As such, I knew being aligned with a religious organization
with prescribed beliefs was not my path, and in early 2008 I remember
consciously deciding to try the hail mary of trying to find and follow my own
conception from deep within. This was mostly discarding old ideas and
embracing more simple ideas. Above all it was exploring all areas of my
thinking and feeling (and their source within and beyond) and allowing them to
come to some sort of consensus on many of the most important topics that cause
problems for me as I am interacting with others and the world. This was
both a very hard and a very rewarding/meaningful time, and somewhere around
mid-2010 was when I had sifted through enough to form a conception that I knew
was solid enough and strong enough to live from. And that is what I have
tried to do since, when not trying to live a cushy life, which is
frequent.
When I am not trying to stay in my cushy life, I look for
things today to challenge and expand my conception and ways to help others
believe it is OK to find their own and live from it. The latter is really
hard because everybody fights us in almost unlimited ways when we try to do
this because they need us to fit their paradigm.

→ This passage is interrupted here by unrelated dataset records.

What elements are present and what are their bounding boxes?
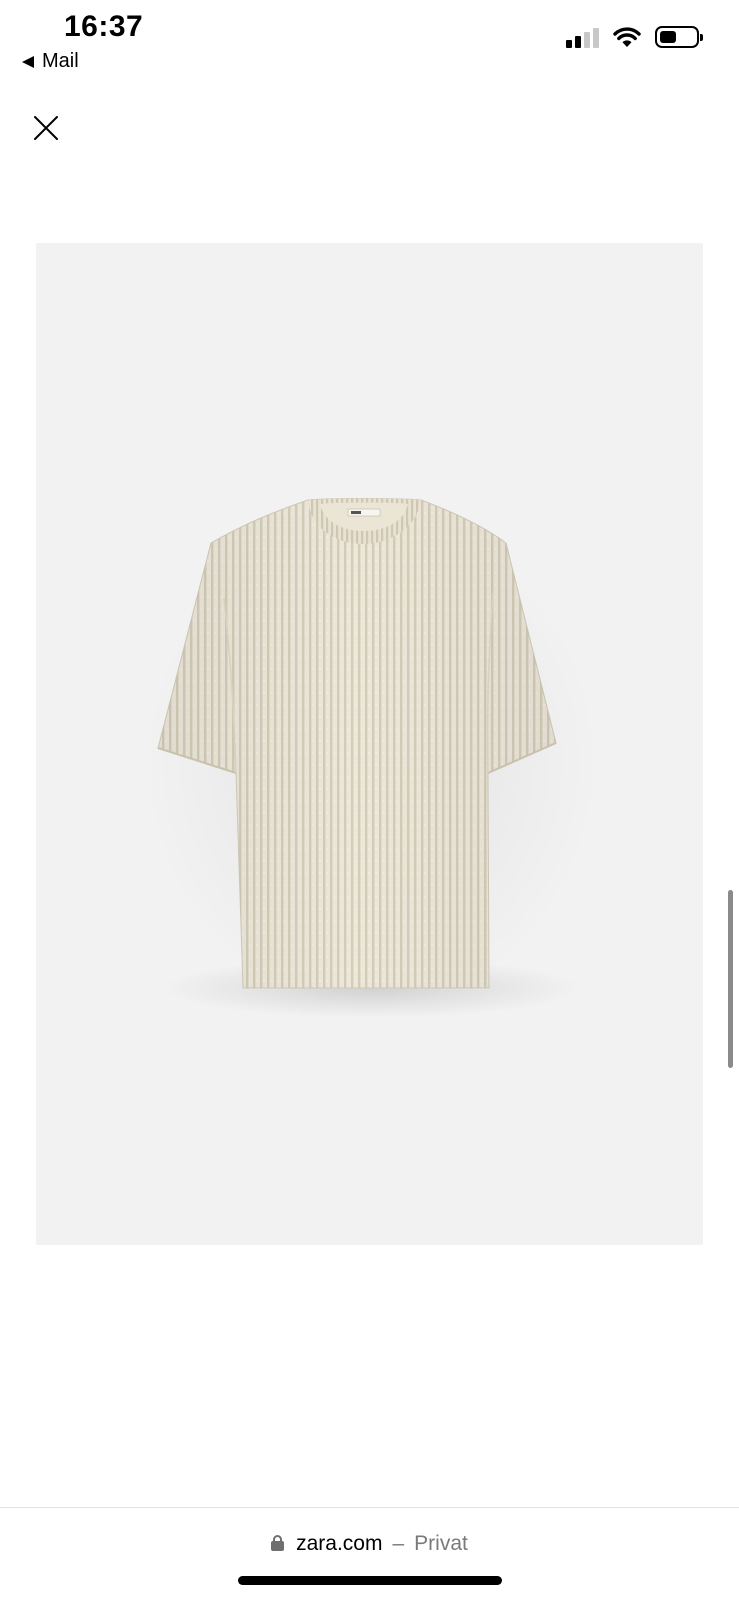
scroll-indicator[interactable] xyxy=(728,890,733,1068)
browser-address-bar[interactable]: zara.com – Privat xyxy=(0,1507,739,1600)
home-indicator[interactable] xyxy=(238,1576,502,1585)
signal-icon xyxy=(566,26,599,48)
close-icon xyxy=(34,116,58,140)
back-link-label: Mail xyxy=(42,50,79,72)
tshirt-image xyxy=(141,498,601,1018)
status-icons xyxy=(566,26,703,48)
lock-icon xyxy=(271,1535,285,1551)
browsing-mode-label: Privat xyxy=(414,1532,468,1555)
wifi-icon xyxy=(613,27,641,47)
status-time: 16:37 xyxy=(64,10,144,43)
url-domain: zara.com xyxy=(296,1532,383,1555)
url-row[interactable]: zara.com – Privat xyxy=(0,1532,739,1556)
product-image[interactable] xyxy=(36,243,703,1245)
back-to-mail-link[interactable]: Mail xyxy=(22,50,79,73)
battery-icon xyxy=(655,26,703,48)
url-separator: – xyxy=(392,1532,405,1555)
back-arrow-icon xyxy=(22,55,34,68)
close-button[interactable] xyxy=(30,112,62,144)
status-bar: 16:37 Mail xyxy=(0,0,739,80)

I do not look to anything outside my conception, which I
experience and refine in spiritual exercises/disciplines. A rule that I
always follow though is that I always share my conception, failures, and
successes with people I trust and I always make it clear they are welcome to
question and express concerns. And since these are trusted friends I very
seriously consider their feedback, but I feel no obligation to follow it.
I realize I will have errors and make mistakes in my conception and attempts to
live from it, but I do not think any more than those trying to follow another’s
conception, and I get to experience God and improve my conception as I find,
connect to, live from, error and try to rectify my errors.